Blammo spins up an ephemeral environment for your app:

  • Docker (default) — builds a container with your app and any required services (database, cache)
  • Kubernetes — for Team plans, uses Kaniko for rootless builds and gVisor for runtime isolation

The environment includes your database, seeded with any migrations it finds.

4. Health check

Before testing, Blammo waits for your app to be ready by polling the health endpoint until it responds with a 200.

5. Discover routes

Blammo discovers every route in your application using framework-specific route discovery:

  • Next.js app/ and pages/ directories
  • Nuxt pages/ directory
  • Remix app/routes/ directory
  • SvelteKit src/routes/ directory

For unknown frameworks, it crawls from the root page and follows links.

6. Crawl and screenshot

Each discovered route is visited in a headless browser.
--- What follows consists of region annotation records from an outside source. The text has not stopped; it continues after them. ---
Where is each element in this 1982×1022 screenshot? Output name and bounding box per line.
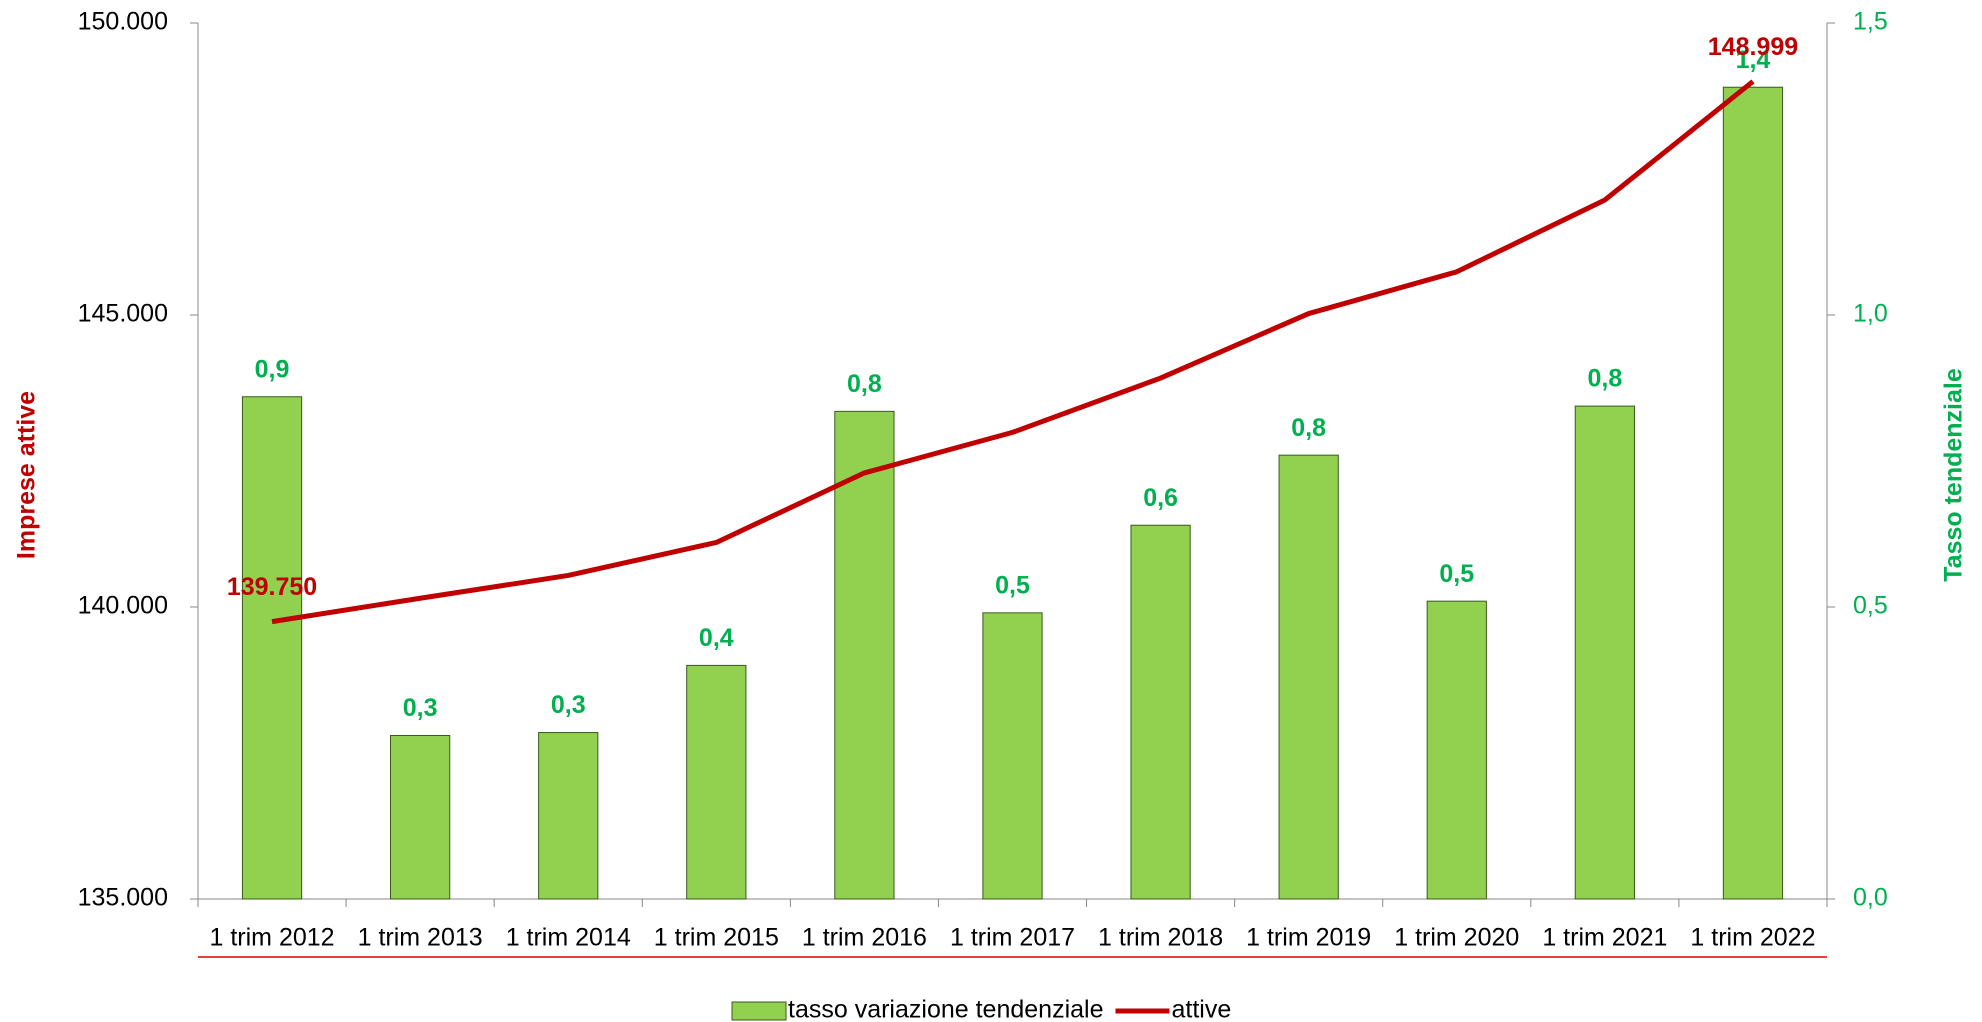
bar	[834, 410, 895, 900]
legend-swatch	[731, 1001, 787, 1021]
bar-value-label: 0,8	[1291, 414, 1326, 442]
bar	[1574, 405, 1635, 900]
x-tick-label: 1 trim 2019	[1246, 924, 1371, 952]
x-tick-label: 1 trim 2014	[506, 924, 631, 952]
bar	[1722, 86, 1784, 900]
y2-tick-label: 0,5	[1853, 592, 1888, 620]
y2-tick-label: 0,0	[1853, 884, 1888, 912]
x-tick-label: 1 trim 2022	[1690, 924, 1815, 952]
x-tick-label: 1 trim 2021	[1542, 924, 1667, 952]
bar-value-label: 0,3	[551, 691, 586, 719]
x-tick-label: 1 trim 2017	[950, 924, 1075, 952]
bar	[241, 396, 303, 900]
bar	[1278, 454, 1339, 900]
y2-tick-label: 1,0	[1853, 300, 1888, 328]
bar-value-label: 1,4	[1736, 46, 1771, 74]
line	[271, 79, 1755, 625]
bar	[982, 612, 1043, 900]
line-value-label: 139.750	[227, 573, 317, 601]
bar-value-label: 0,8	[847, 370, 882, 398]
x-tick-label: 1 trim 2020	[1394, 924, 1519, 952]
x-tick-label: 1 trim 2013	[358, 924, 483, 952]
y-tick-label: 135.000	[78, 884, 168, 912]
x-tick-label: 1 trim 2012	[210, 924, 335, 952]
legend-label: tasso variazione tendenziale	[788, 996, 1103, 1022]
bar-value-label: 0,3	[403, 694, 438, 722]
bar	[538, 732, 599, 900]
line-value-label: 148.999	[1708, 33, 1798, 61]
y-tick-label: 150.000	[78, 8, 168, 36]
x-tick-label: 1 trim 2016	[802, 924, 927, 952]
bar-value-label: 0,6	[1143, 484, 1178, 512]
bar	[1130, 524, 1191, 900]
y-axis-title: Imprese attive	[13, 391, 41, 559]
y2-axis-title: Tasso tendenziale	[1940, 368, 1968, 582]
x-tick-label: 1 trim 2018	[1098, 924, 1223, 952]
bar-value-label: 0,5	[995, 571, 1030, 599]
bar-value-label: 0,5	[1439, 560, 1474, 588]
legend-label: attive	[1171, 996, 1231, 1022]
x-tick-label: 1 trim 2015	[654, 924, 779, 952]
bar-value-label: 0,9	[255, 355, 290, 383]
bar	[686, 664, 747, 900]
y2-tick-label: 1,5	[1853, 8, 1888, 36]
y-tick-label: 140.000	[78, 592, 168, 620]
bar	[1426, 600, 1487, 900]
bar-value-label: 0,4	[699, 624, 734, 652]
bar-value-label: 0,8	[1587, 365, 1622, 393]
bar	[390, 734, 451, 900]
y-tick-label: 145.000	[78, 300, 168, 328]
Blammo captures:

  • HTTP status code
  • Response time
  • Console errors and warnings
  • Full-page screenshot

7. Capture evidence

Screenshots are saved for any route that returns errors, console warnings, or unexpected behavior. You see exactly what your users would see.

8. Interactive testing

On Pro and Team plans, Blammo’s AI explorer clicks through your app:

  • Discovers interactive elements (buttons, forms, links)
  • Tests common user flows
  • Records successful flows for replay on future builds

9. Report

Results are posted as a comment on your pull request with a summary table showing every route’s status, screenshots of failures, and any errors found.